Fixer une date au plus vite était important pour la justice car il n’y a pas de raison judiciaire justifiant de retarder ce procès. L’instruction a été très longue, et le procureur a présenté des arguments convaincants. La juge Tanya Chutkan doit maintenant organiser le déroulé des débats en fonction du calendrier de son tribunal et de celui des autres tribunaux. Elle a bien expliqué qu’il est d’intérêt public que les choses se fassent rapidement, car au regard du contexte électoral les citoyens doivent pouvoir se déterminer en connaissance de cause.

Sans surprise, Donald Trump a dénoncé la décision de la juge et l’a accusée de « détester Trump ». Cela fait partie de sa stratégie de défense ?

Trump a désormais une stratégie évidente. Il sait qu’il est impliqué dans plusieurs procès et qu’il risque la prison. Il sait aussi qu’il ne va pas gagner toutes les procédures. Son objectif est donc de remporter l’élection présidentielle de novembre 2024 afin de pouvoir ensuite se gracier lui-même et mettre fin à toutes les poursuites en cours à son encontre.
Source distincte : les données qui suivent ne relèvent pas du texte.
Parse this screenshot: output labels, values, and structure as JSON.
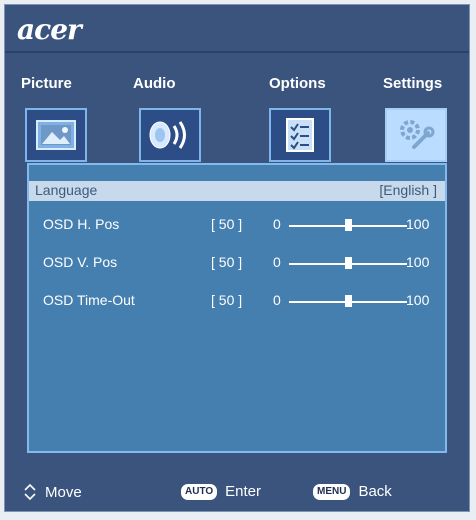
{
  "brand": "acer",
  "tabs": [
    {
      "label": "Picture",
      "icon": "picture-icon"
    },
    {
      "label": "Audio",
      "icon": "speaker-icon"
    },
    {
      "label": "Options",
      "icon": "options-list-icon"
    },
    {
      "label": "Settings",
      "icon": "wrench-gear-icon",
      "selected": true
    }
  ],
  "language": {
    "label": "Language",
    "value": "[English ]"
  },
  "rows": [
    {
      "label": "OSD H. Pos",
      "value": "[ 50 ]",
      "min": "0",
      "max": "100",
      "level": 0.5
    },
    {
      "label": "OSD V. Pos",
      "value": "[ 50 ]",
      "min": "0",
      "max": "100",
      "level": 0.5
    },
    {
      "label": "OSD Time-Out",
      "value": "[ 50 ]",
      "min": "0",
      "max": "100",
      "level": 0.5
    }
  ],
  "footer": {
    "move_label": "Move",
    "auto_badge": "AUTO",
    "enter_label": "Enter",
    "menu_badge": "MENU",
    "back_label": "Back"
  },
  "colors": {
    "frame_bg": "#3a547e",
    "content_bg": "#457faf",
    "highlight_bg": "#c7d9ea",
    "border": "#84b9ee"
  }
}
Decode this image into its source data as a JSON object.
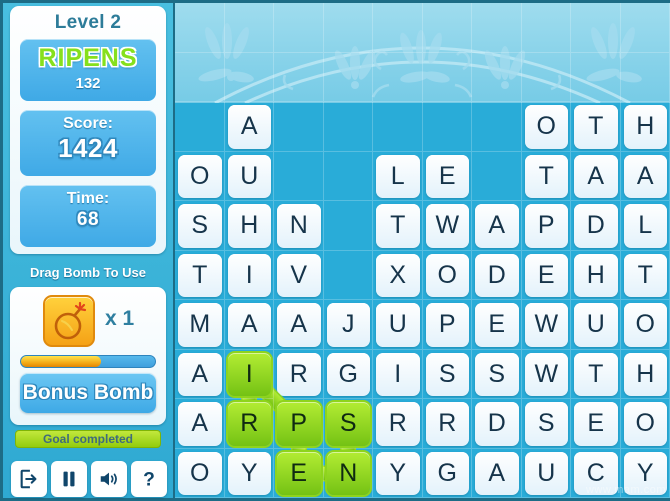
{
  "sidebar": {
    "level_label": "Level 2",
    "found_word": "RIPENS",
    "found_word_points": "132",
    "score_label": "Score:",
    "score_value": "1424",
    "time_label": "Time:",
    "time_value": "68",
    "drag_hint": "Drag Bomb To Use",
    "bomb_icon_name": "bomb-icon",
    "bomb_count": "x 1",
    "bonus_progress_percent": 60,
    "bonus_button_label": "Bonus Bomb",
    "goal_badge_label": "Goal completed",
    "controls": [
      {
        "name": "exit-button",
        "label": "Exit"
      },
      {
        "name": "pause-button",
        "label": "Pause"
      },
      {
        "name": "sound-button",
        "label": "Sound"
      },
      {
        "name": "help-button",
        "label": "Help"
      }
    ]
  },
  "board": {
    "rows": 10,
    "cols": 10,
    "watermark": "www.mam.com",
    "decorative_rows": 2,
    "letters": [
      [
        "",
        "",
        "",
        "",
        "",
        "",
        "",
        "",
        "",
        ""
      ],
      [
        "",
        "",
        "",
        "",
        "",
        "",
        "",
        "",
        "",
        ""
      ],
      [
        "",
        "A",
        "",
        "",
        "",
        "",
        "",
        "O",
        "T",
        "H"
      ],
      [
        "O",
        "U",
        "",
        "",
        "L",
        "E",
        "",
        "T",
        "A",
        "A"
      ],
      [
        "S",
        "H",
        "N",
        "",
        "T",
        "W",
        "A",
        "P",
        "D",
        "L"
      ],
      [
        "T",
        "I",
        "V",
        "",
        "X",
        "O",
        "D",
        "E",
        "H",
        "T"
      ],
      [
        "M",
        "A",
        "A",
        "J",
        "U",
        "P",
        "E",
        "W",
        "U",
        "O"
      ],
      [
        "A",
        "I",
        "R",
        "G",
        "I",
        "S",
        "S",
        "W",
        "T",
        "H"
      ],
      [
        "A",
        "R",
        "P",
        "S",
        "R",
        "R",
        "D",
        "S",
        "E",
        "O"
      ],
      [
        "O",
        "Y",
        "E",
        "N",
        "Y",
        "G",
        "A",
        "U",
        "C",
        "Y"
      ]
    ],
    "selected_path": [
      {
        "row": 8,
        "col": 1,
        "letter": "R"
      },
      {
        "row": 7,
        "col": 1,
        "letter": "I"
      },
      {
        "row": 8,
        "col": 2,
        "letter": "P"
      },
      {
        "row": 9,
        "col": 2,
        "letter": "E"
      },
      {
        "row": 9,
        "col": 3,
        "letter": "N"
      },
      {
        "row": 8,
        "col": 3,
        "letter": "S"
      }
    ]
  },
  "colors": {
    "board_bg": "#29acd8",
    "tile": "#eef7fc",
    "tile_selected": "#8ed41d",
    "panel_blue": "#4fb4e8",
    "word_green": "#86e01c",
    "goal_green": "#a8d91b",
    "bomb_gold": "#f5a216",
    "border_teal": "#1d6c86"
  }
}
Certes, en théorie, il n’en a pas le droit, en vertu de la séparation des pouvoirs. Mais cela n’est écrit nulle part ! Il va donc tenter de le faire. Ces annulations arriveront ensuite devant la Cour suprême, qui devra trancher sur la constitutionnalité de la démarche.

Le procès du Capitole aura lieu la veille du « Super Tuesday », est-ce cela aura des conséquences sur le vote des militants républicains ?
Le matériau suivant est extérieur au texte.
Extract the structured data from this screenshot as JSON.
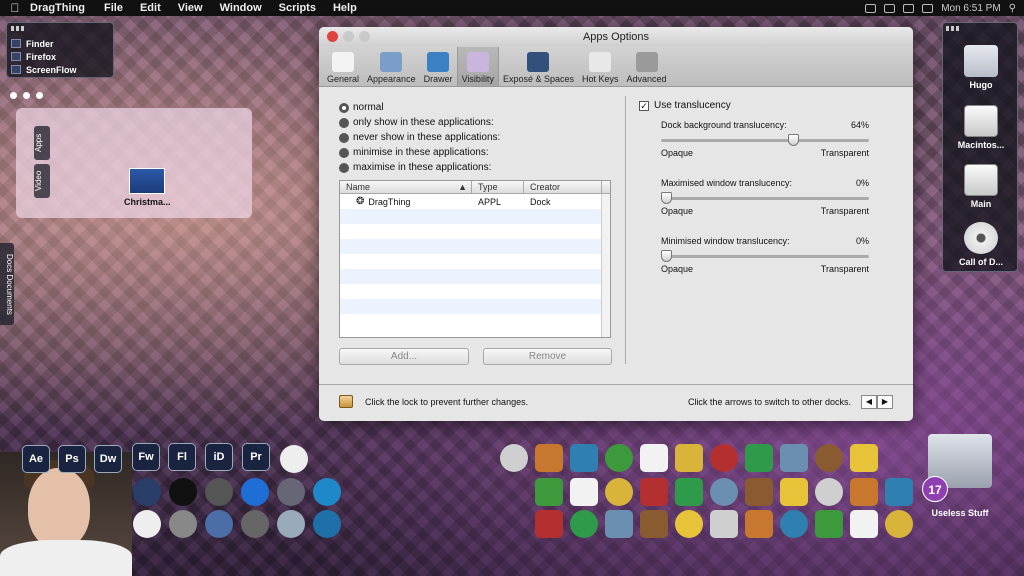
{
  "menubar": {
    "app_name": "DragThing",
    "items": [
      "File",
      "Edit",
      "View",
      "Window",
      "Scripts",
      "Help"
    ],
    "clock": "Mon 6:51 PM"
  },
  "left_dock": {
    "items": [
      {
        "label": "Finder"
      },
      {
        "label": "Firefox"
      },
      {
        "label": "ScreenFlow"
      }
    ]
  },
  "drawer": {
    "tabs": [
      "Apps",
      "Video"
    ],
    "item_label": "Christma..."
  },
  "side_tab": "Docs  Documents",
  "right_dock": {
    "items": [
      {
        "label": "Hugo",
        "icon": "folder-icon"
      },
      {
        "label": "Macintos...",
        "icon": "hard-disk-icon"
      },
      {
        "label": "Main",
        "icon": "hard-disk-icon"
      },
      {
        "label": "Call of D...",
        "icon": "cd-icon"
      }
    ]
  },
  "window": {
    "title": "Apps Options",
    "toolbar": [
      {
        "label": "General",
        "icon": "general-icon",
        "color": "#f3f3f3"
      },
      {
        "label": "Appearance",
        "icon": "appearance-icon",
        "color": "#7a9ec8"
      },
      {
        "label": "Drawer",
        "icon": "drawer-icon",
        "color": "#3b7fc4"
      },
      {
        "label": "Visibility",
        "icon": "visibility-icon",
        "color": "#c8b6dc",
        "selected": true
      },
      {
        "label": "Exposé & Spaces",
        "icon": "spaces-icon",
        "color": "#33507a"
      },
      {
        "label": "Hot Keys",
        "icon": "hotkeys-icon",
        "color": "#e8e8e8"
      },
      {
        "label": "Advanced",
        "icon": "advanced-icon",
        "color": "#9a9a9a"
      }
    ],
    "visibility_options": [
      {
        "label": "normal",
        "selected": true
      },
      {
        "label": "only show in these applications:",
        "selected": false
      },
      {
        "label": "never show in these applications:",
        "selected": false
      },
      {
        "label": "minimise in these applications:",
        "selected": false
      },
      {
        "label": "maximise in these applications:",
        "selected": false
      }
    ],
    "table": {
      "headers": [
        "Name",
        "Type",
        "Creator"
      ],
      "rows": [
        [
          "DragThing",
          "APPL",
          "Dock"
        ]
      ]
    },
    "add_button": "Add...",
    "remove_button": "Remove",
    "use_translucency": {
      "label": "Use translucency",
      "checked": true
    },
    "sliders": [
      {
        "label": "Dock background translucency:",
        "value_text": "64%",
        "fraction": 0.64,
        "min_label": "Opaque",
        "max_label": "Transparent"
      },
      {
        "label": "Maximised window translucency:",
        "value_text": "0%",
        "fraction": 0,
        "min_label": "Opaque",
        "max_label": "Transparent"
      },
      {
        "label": "Minimised window translucency:",
        "value_text": "0%",
        "fraction": 0,
        "min_label": "Opaque",
        "max_label": "Transparent"
      }
    ],
    "lock_text": "Click the lock to prevent further changes.",
    "arrows_text": "Click the arrows to switch to other docks.",
    "arrow_left": "◀",
    "arrow_right": "▶"
  },
  "bottom_dock": {
    "adobe": [
      "Ae",
      "Ps",
      "Dw",
      "Fw",
      "Fl",
      "iD",
      "Pr"
    ],
    "trash_label": "Useless Stuff",
    "trash_badge": "17"
  }
}
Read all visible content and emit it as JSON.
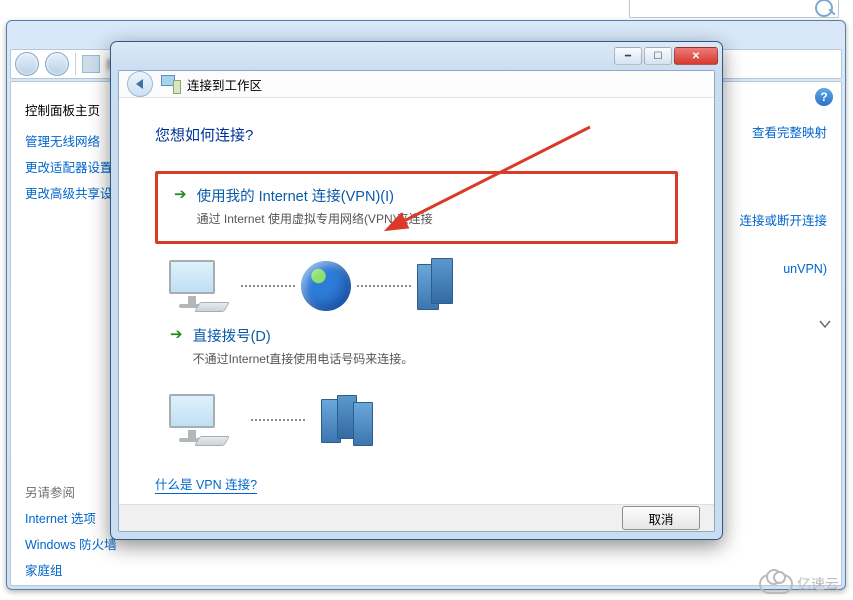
{
  "parent": {
    "title": "控制面板主页",
    "left_links": [
      "管理无线网络",
      "更改适配器设置",
      "更改高级共享设置"
    ],
    "see_also_label": "另请参阅",
    "see_also": [
      "Internet 选项",
      "Windows 防火墙",
      "家庭组"
    ],
    "right_links": {
      "map": "查看完整映射",
      "connect": "连接或断开连接",
      "vpn_item": "unVPN)"
    }
  },
  "dialog": {
    "title": "连接到工作区",
    "question": "您想如何连接?",
    "option1": {
      "title": "使用我的 Internet 连接(VPN)(I)",
      "subtitle": "通过 Internet 使用虚拟专用网络(VPN)来连接"
    },
    "option2": {
      "title": "直接拨号(D)",
      "subtitle": "不通过Internet直接使用电话号码来连接。"
    },
    "help_link": "什么是 VPN 连接?",
    "cancel": "取消"
  },
  "watermark": "亿速云"
}
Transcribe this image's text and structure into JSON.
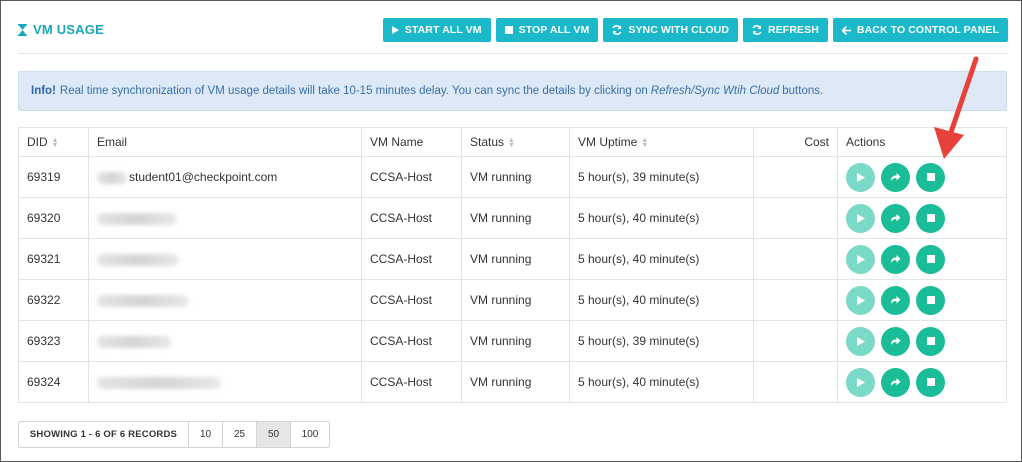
{
  "header": {
    "title": "VM USAGE",
    "buttons": {
      "start_all": "START ALL VM",
      "stop_all": "STOP ALL VM",
      "sync": "SYNC WITH CLOUD",
      "refresh": "REFRESH",
      "back": "BACK TO CONTROL PANEL"
    }
  },
  "info": {
    "label": "Info!",
    "text_before": "Real time synchronization of VM usage details will take 10-15 minutes delay. You can sync the details by clicking on",
    "text_italic": "Refresh/Sync Wtih Cloud",
    "text_after": "buttons."
  },
  "table": {
    "columns": [
      "DID",
      "Email",
      "VM Name",
      "Status",
      "VM Uptime",
      "Cost",
      "Actions"
    ],
    "rows": [
      {
        "did": "69319",
        "email": "student01@checkpoint.com",
        "vm_name": "CCSA-Host",
        "status": "VM running",
        "uptime": "5 hour(s), 39 minute(s)",
        "cost": ""
      },
      {
        "did": "69320",
        "email": "",
        "vm_name": "CCSA-Host",
        "status": "VM running",
        "uptime": "5 hour(s), 40 minute(s)",
        "cost": ""
      },
      {
        "did": "69321",
        "email": "",
        "vm_name": "CCSA-Host",
        "status": "VM running",
        "uptime": "5 hour(s), 40 minute(s)",
        "cost": ""
      },
      {
        "did": "69322",
        "email": "",
        "vm_name": "CCSA-Host",
        "status": "VM running",
        "uptime": "5 hour(s), 40 minute(s)",
        "cost": ""
      },
      {
        "did": "69323",
        "email": "",
        "vm_name": "CCSA-Host",
        "status": "VM running",
        "uptime": "5 hour(s), 39 minute(s)",
        "cost": ""
      },
      {
        "did": "69324",
        "email": "",
        "vm_name": "CCSA-Host",
        "status": "VM running",
        "uptime": "5 hour(s), 40 minute(s)",
        "cost": ""
      }
    ]
  },
  "pager": {
    "records": "SHOWING 1 - 6 OF 6 RECORDS",
    "sizes": [
      "10",
      "25",
      "50",
      "100"
    ],
    "selected": "50"
  },
  "colors": {
    "accent": "#1ab8c9",
    "action_green": "#1bbc98",
    "action_play": "#7bd9c7",
    "annotation_arrow": "#e8413c"
  }
}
Il est encore trop tôt pour le dire. Le « Super Tuesday » est l’une des dates les plus importantes dans le calendrier des primaires. Plusieurs Etats votent le même jour, c’est un évènement important car un grand nombre de délégués est attribué à l’un des candidats à ce moment-là. Très souvent, c’est lors du « Super Tuesday » que l’on connait le candidat final.

A priori, les déboires judiciaires de Donald Trump le renforcent dans son propre camp. Il en fait même un argument électoral, en se présentant comme la victime qu’il faut faire taire à tout prix. Or, lors des primaires, la participation n’est en général pas très forte et seul l’électoral le plus radical se mobilise. Les partisans de Trump ne se laisseront donc pas impressionner par le procès du Capitole !
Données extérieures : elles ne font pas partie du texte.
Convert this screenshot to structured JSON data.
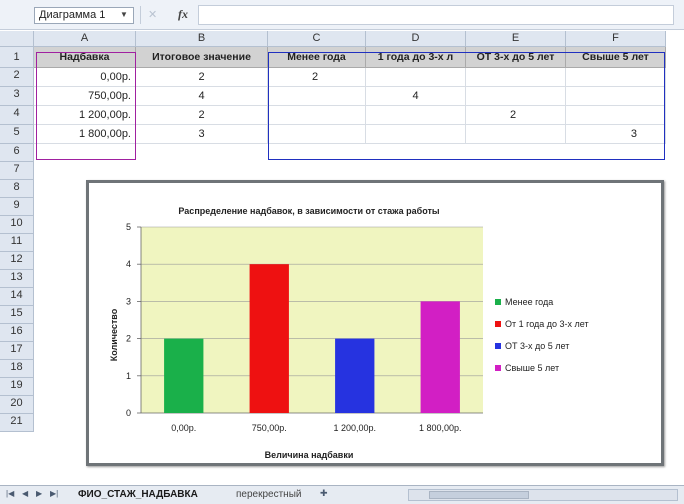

Il s’agit du premier procès au pénal pour Donald Trump. Il sera aussi jugé le 25 mars à New-York pour des paiements suspects à une ancienne actrice de film X, puis en mai en Floride pour sa gestion négligente de documents confidentiels. Peut-on vraiment imaginer un président des Etats-Unis élu depuis sa prison ?

Légalement, il a le droit de se présenter à l’élection présidentielle malgré les mises en examen. Il peut aussi faire campagne depuis une cellule de prison. On évoque beaucoup l’exemple d’un candidat qui, en 1920 depuis sa cellule avait récolté un million de voix (le socialiste Eugène Debs, ndlr). Il existe donc un précédent.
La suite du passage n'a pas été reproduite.